3025.0: Monday, October 22, 2001 - 12:30 PM

Abstract #31689

Structured inequality and sexual mixing patterns: Social forces fueling the spread of STIs

Sevgi Aral, PhD, Centers for Disease Control, Corporate Square Office Park, Building 10, Atlanta, GA 30329, 404 639 8259, soa1@cdc.gov

Background: Structured inequality creates sexual mixing patterns conducive to faster spread of sexually transmitted infections (STIs) including HIV in populations through a number of mechanisms. These mechanisms include policing patterns, vastly unequal financial resources, and gender power dynamics that preclude the practice of safe sex behaviors. Sexual mixing patterns may increase the rate of spread of STI either by increasing the probability of sexual exposure of uninfected individuals to infected individuals or by structuring unsafe sexual behavior patterns.
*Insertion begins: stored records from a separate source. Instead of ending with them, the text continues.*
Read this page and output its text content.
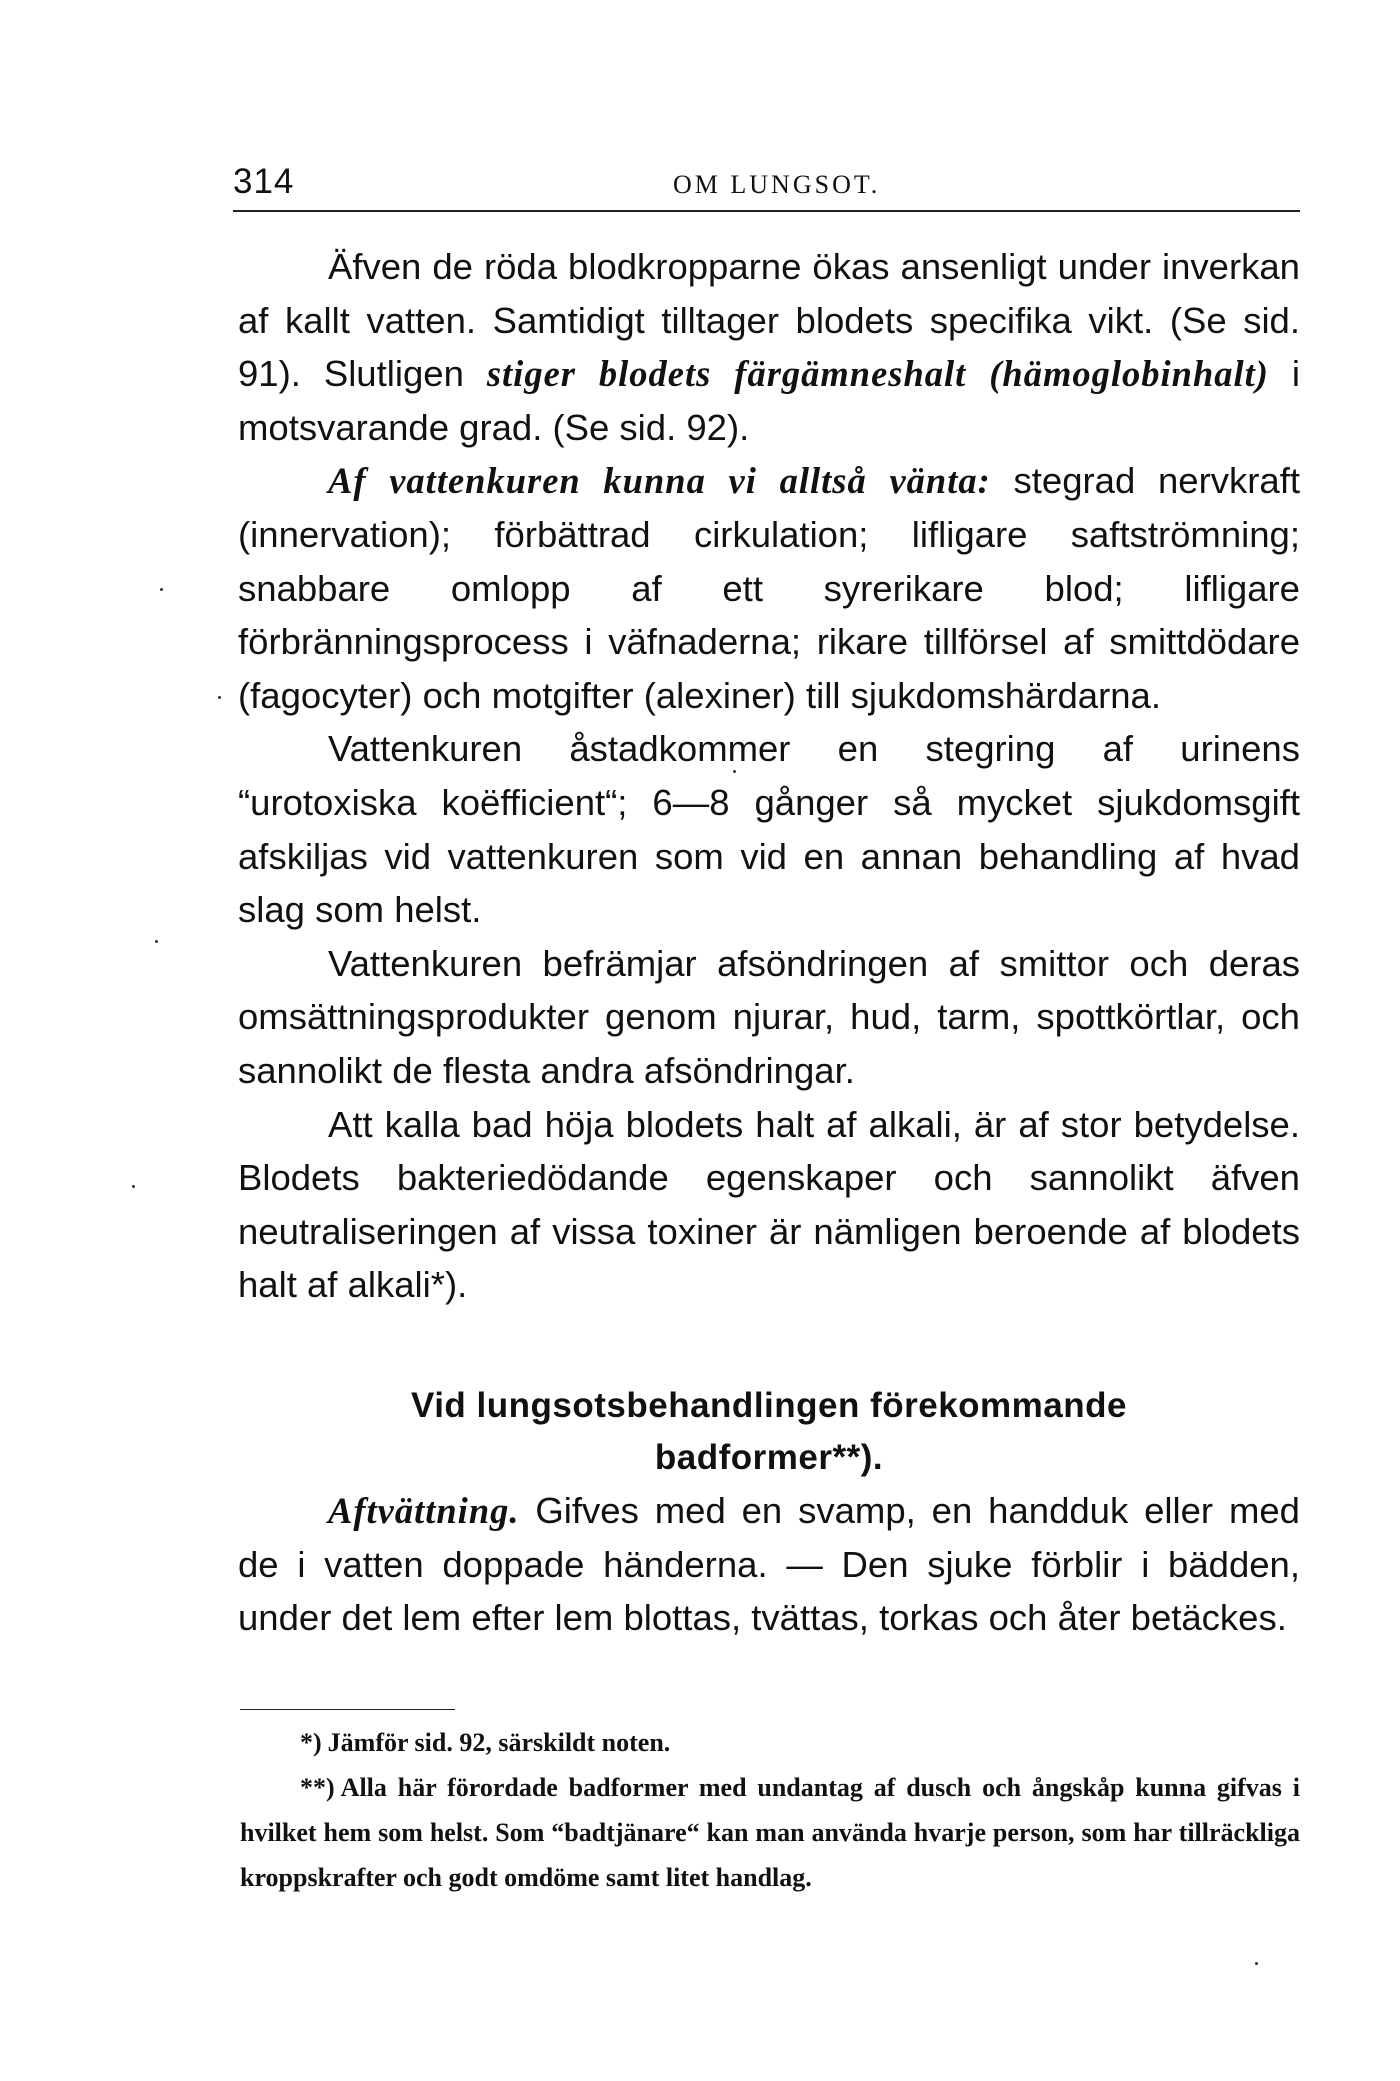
314	OM LUNGSOT.

Äfven de röda blodkropparne ökas ansenligt under inverkan af kallt vatten. Samtidigt tilltager blodets specifika vikt. (Se sid. 91). Slutligen stiger blodets färgämneshalt (hämoglobinhalt) i motsvarande grad. (Se sid. 92).

Af vattenkuren kunna vi alltså vänta: stegrad nervkraft (innervation); förbättrad cirkulation; lifligare saftströmning; snabbare omlopp af ett syrerikare blod; lifligare förbränningsprocess i väfnaderna; rikare tillförsel af smittdödare (fagocyter) och motgifter (alexiner) till sjukdomshärdarna.

Vattenkuren åstadkommer en stegring af urinens “urotoxiska koëfficient“; 6—8 gånger så mycket sjukdomsgift afskiljas vid vattenkuren som vid en annan behandling af hvad slag som helst.

Vattenkuren befrämjar afsöndringen af smittor och deras omsättningsprodukter genom njurar, hud, tarm, spottkörtlar, och sannolikt de flesta andra afsöndringar.

Att kalla bad höja blodets halt af alkali, är af stor betydelse. Blodets bakteriedödande egenskaper och sannolikt äfven neutraliseringen af vissa toxiner är nämligen beroende af blodets halt af alkali*).

Vid lungsotsbehandlingen förekommande
badformer**).

Aftvättning. Gifves med en svamp, en handduk eller med de i vatten doppade händerna. — Den sjuke förblir i bädden, under det lem efter lem blottas, tvättas, torkas och åter betäckes.

*) Jämför sid. 92, särskildt noten.

**) Alla här förordade badformer med undantag af dusch och ångskåp kunna gifvas i hvilket hem som helst. Som “badtjänare“ kan man använda hvarje person, som har tillräckliga kroppskrafter och godt omdöme samt litet handlag.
Objectives: To review patterns of age mixing, patterns of sex partner concurrency and patterns of sex work as they relate to structured inequality .

Methods: Analyses of data collected through a variety of studies and surveys.

Results: Policing practices result in a real scarcity of stable male partners in African American populations, increasing concurrent partnerships. Consistent age differences between sex partners, which are partly due to inequalities in financial resources, result in unequal gender power dynamics. Young women in such partnerships are not empowered to negotiate for safe sex and engage in risky sexual practices.

Conclusions: Structured inequality operates through mechanisms of sexual mixing and gender power dynamics to fuel the spread of STI.

Learning Objectives: At the conclusion of the session, the participant will be able to: 1. Understand how mixing patterns are related to both structured inequality and the spread of sexually transmitted infections. 2. Describe how structured inequality affects sex ratios in local communities, and how this in turn can affect sexual partnership patterns. 3. Conceptualize how policing patterns and other aspects of structural inequality are related to the prevalence of concurrent sexual partnerships and the implications of this for the spread of infections.

Keywords: Social Inequalities, Infectious Diseases

Presenting author's disclosure statement:
Organization/institution whose products or services will be discussed: None
I do not have any significant financial interest/arrangement or affiliation with any organization/institution whose products or services are being discussed in this session.